I dodged a bullet last week -- for no reason that I can determine, my GS3 machine decided that it wanted a brand new GS3 auth. Couldn't restore the old auth, etc...
Short-term workaround (to get my work done) was to use Kontakt.
AND luckily, there was a nice person at Tascam that emailed a new GS3 auth within 24 hours.
Looking forward, I know have to retire GS3 for good - and I am aware of some solutions for my 1.3 TB library of .gig files, including G-Player -- but none of the .gig playing substitutes can load a .gsp performance file.
In order to future-proof my work (restore an archived piece) - I MUST find a way to "look into" a .gsp file, and simply know what was inside. Notepad can look at the file, but it's quite a mess.

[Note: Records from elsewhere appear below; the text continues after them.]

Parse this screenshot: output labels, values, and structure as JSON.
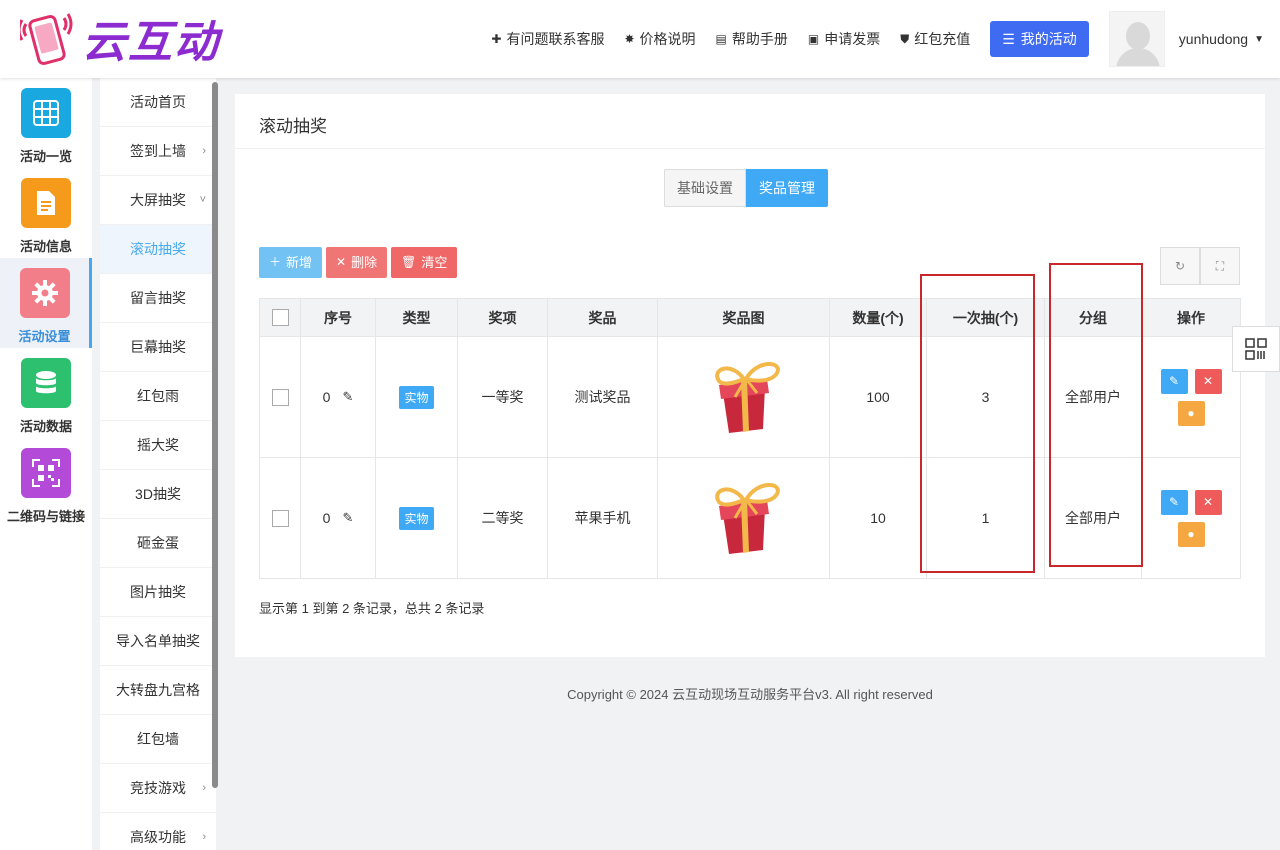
{
  "brand": {
    "name": "云互动"
  },
  "topnav": {
    "items": [
      {
        "icon": "user-plus-icon",
        "label": "有问题联系客服"
      },
      {
        "icon": "badge-icon",
        "label": "价格说明"
      },
      {
        "icon": "book-icon",
        "label": "帮助手册"
      },
      {
        "icon": "printer-icon",
        "label": "申请发票"
      },
      {
        "icon": "shield-icon",
        "label": "红包充值"
      }
    ],
    "my_activity": "我的活动",
    "username": "yunhudong"
  },
  "iconbar": {
    "items": [
      {
        "label": "活动一览",
        "color": "#1aa8e0",
        "icon": "grid-icon"
      },
      {
        "label": "活动信息",
        "color": "#f59a1b",
        "icon": "document-icon"
      },
      {
        "label": "活动设置",
        "color": "#f27e8a",
        "icon": "gear-icon",
        "active": true
      },
      {
        "label": "活动数据",
        "color": "#2cc06f",
        "icon": "database-icon"
      },
      {
        "label": "二维码与链接",
        "color": "#b44bd8",
        "icon": "qrcode-icon"
      }
    ]
  },
  "submenu": {
    "items": [
      {
        "label": "活动首页"
      },
      {
        "label": "签到上墙",
        "arrow": "›"
      },
      {
        "label": "大屏抽奖",
        "arrow": "˅"
      },
      {
        "label": "滚动抽奖",
        "active": true
      },
      {
        "label": "留言抽奖"
      },
      {
        "label": "巨幕抽奖"
      },
      {
        "label": "红包雨"
      },
      {
        "label": "摇大奖"
      },
      {
        "label": "3D抽奖"
      },
      {
        "label": "砸金蛋"
      },
      {
        "label": "图片抽奖"
      },
      {
        "label": "导入名单抽奖"
      },
      {
        "label": "大转盘九宫格"
      },
      {
        "label": "红包墙"
      },
      {
        "label": "竞技游戏",
        "arrow": "›"
      },
      {
        "label": "高级功能",
        "arrow": "›"
      }
    ]
  },
  "panel": {
    "title": "滚动抽奖",
    "tabs": [
      {
        "label": "基础设置"
      },
      {
        "label": "奖品管理"
      }
    ],
    "toolbar": {
      "add": "新增",
      "delete": "删除",
      "clear": "清空"
    },
    "table": {
      "headers": [
        "序号",
        "类型",
        "奖项",
        "奖品",
        "奖品图",
        "数量(个)",
        "一次抽(个)",
        "分组",
        "操作"
      ],
      "rows": [
        {
          "seq": "0",
          "type": "实物",
          "award": "一等奖",
          "prize": "测试奖品",
          "quantity": "100",
          "per_draw": "3",
          "group": "全部用户"
        },
        {
          "seq": "0",
          "type": "实物",
          "award": "二等奖",
          "prize": "苹果手机",
          "quantity": "10",
          "per_draw": "1",
          "group": "全部用户"
        }
      ]
    },
    "summary": "显示第 1 到第 2 条记录，总共 2 条记录"
  },
  "footer": {
    "copyright": "Copyright © 2024 云互动现场互动服务平台v3. All right reserved"
  }
}
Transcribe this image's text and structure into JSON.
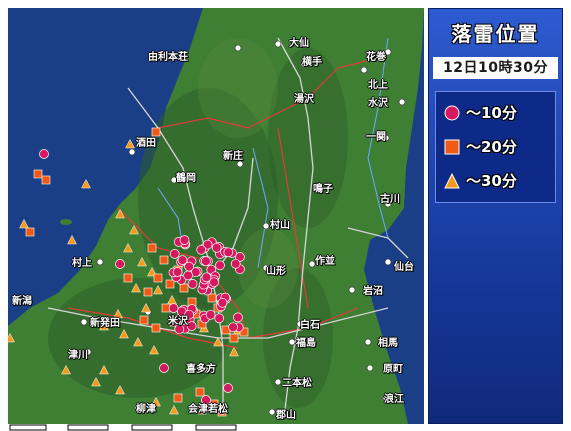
{
  "panel": {
    "title": "落雷位置",
    "timestamp": "12日10時30分",
    "legend": [
      {
        "label": "～10分",
        "shape": "circle",
        "color": "#d6195e"
      },
      {
        "label": "～20分",
        "shape": "square",
        "color": "#ef5a16"
      },
      {
        "label": "～30分",
        "shape": "triangle",
        "color": "#f19a1e"
      }
    ]
  },
  "cities": {
    "yurihonjo": "由利本荘",
    "daisen": "大仙",
    "hanamaki": "花巻",
    "yokote": "横手",
    "kitakami": "北上",
    "yuzawa": "湯沢",
    "mizusawa": "水沢",
    "sakata": "酒田",
    "ichinoseki": "一関",
    "shinjo": "新庄",
    "tsuruoka": "鶴岡",
    "naruko": "鳴子",
    "furukawa": "古川",
    "murayama": "村山",
    "murakami": "村上",
    "yamagata": "山形",
    "sakunami": "作並",
    "sendai": "仙台",
    "niigata": "新潟",
    "iwanuma": "岩沼",
    "shibata": "新発田",
    "yonezawa": "米沢",
    "shiroishi": "白石",
    "fukushima": "福島",
    "soma": "相馬",
    "tsugawa": "津川",
    "haramachi": "原町",
    "kitakata": "喜多方",
    "nihonmatsu": "二本松",
    "yanaizu": "柳津",
    "aizu": "会津若松",
    "namie": "浪江",
    "koriyama": "郡山"
  },
  "colors": {
    "sea": "#1b3f86",
    "land": "#3f7f34",
    "mountain": "#2c5e28",
    "strike_recent": "#d6195e",
    "strike_mid": "#ef5a16",
    "strike_old": "#f19a1e"
  }
}
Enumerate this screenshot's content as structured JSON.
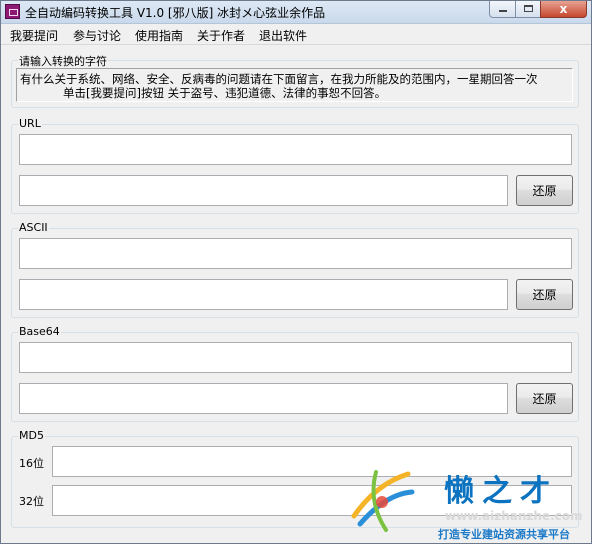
{
  "window": {
    "title": "全自动编码转换工具 V1.0 [邪八版] 冰封メ心弦业余作品",
    "close_glyph": "x"
  },
  "menu": [
    "我要提问",
    "参与讨论",
    "使用指南",
    "关于作者",
    "退出软件"
  ],
  "input_group": {
    "label": "请输入转换的字符",
    "line1": "有什么关于系统、网络、安全、反病毒的问题请在下面留言，在我力所能及的范围内，一星期回答一次",
    "line2": "单击[我要提问]按钮 关于盗号、违犯道德、法律的事恕不回答。"
  },
  "url": {
    "label": "URL",
    "encoded": "",
    "decoded": "",
    "button": "还原"
  },
  "ascii": {
    "label": "ASCII",
    "encoded": "",
    "decoded": "",
    "button": "还原"
  },
  "base64": {
    "label": "Base64",
    "encoded": "",
    "decoded": "",
    "button": "还原"
  },
  "md5": {
    "label": "MD5",
    "label16": "16位",
    "label32": "32位",
    "value16": "",
    "value32": ""
  },
  "watermark": {
    "brand": "懒之才",
    "url": "www.aizhanzhe.com",
    "slogan": "打造专业建站资源共享平台"
  },
  "colors": {
    "titlebar": "#c9d9ec",
    "close_button": "#c6482f",
    "watermark_blue": "#0c73c0"
  }
}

Does anyone have a better way to see into a .gsp and learn what files were in-use?
I do software development as a career to pay for my joy with music... and I developed some of my own tools for this purpose (none of which are sharable or packaged in a way that others could use). In the process I tried to get TASCAM and the GS devs to reveal the data structure behind the performance files. I had already reverse-engineered enough of it to prove to them I knew what I was doing (the main purpose was to create a tool that could open performances and renumber the instruments - something not possible in an efficient way in the provided tools).
Predictably they would have nothing to do with me - didn't even get a response - since I did not represent a marketing/revenue potential for them. Maybe I am being a little harsh...
In any case, I know you can figure out a great deal by industrious hacking but I don't hold out much hope for you finding any formal tools or support from TASCAM on the file format. Maybe the Garritan bunch will have a different approach.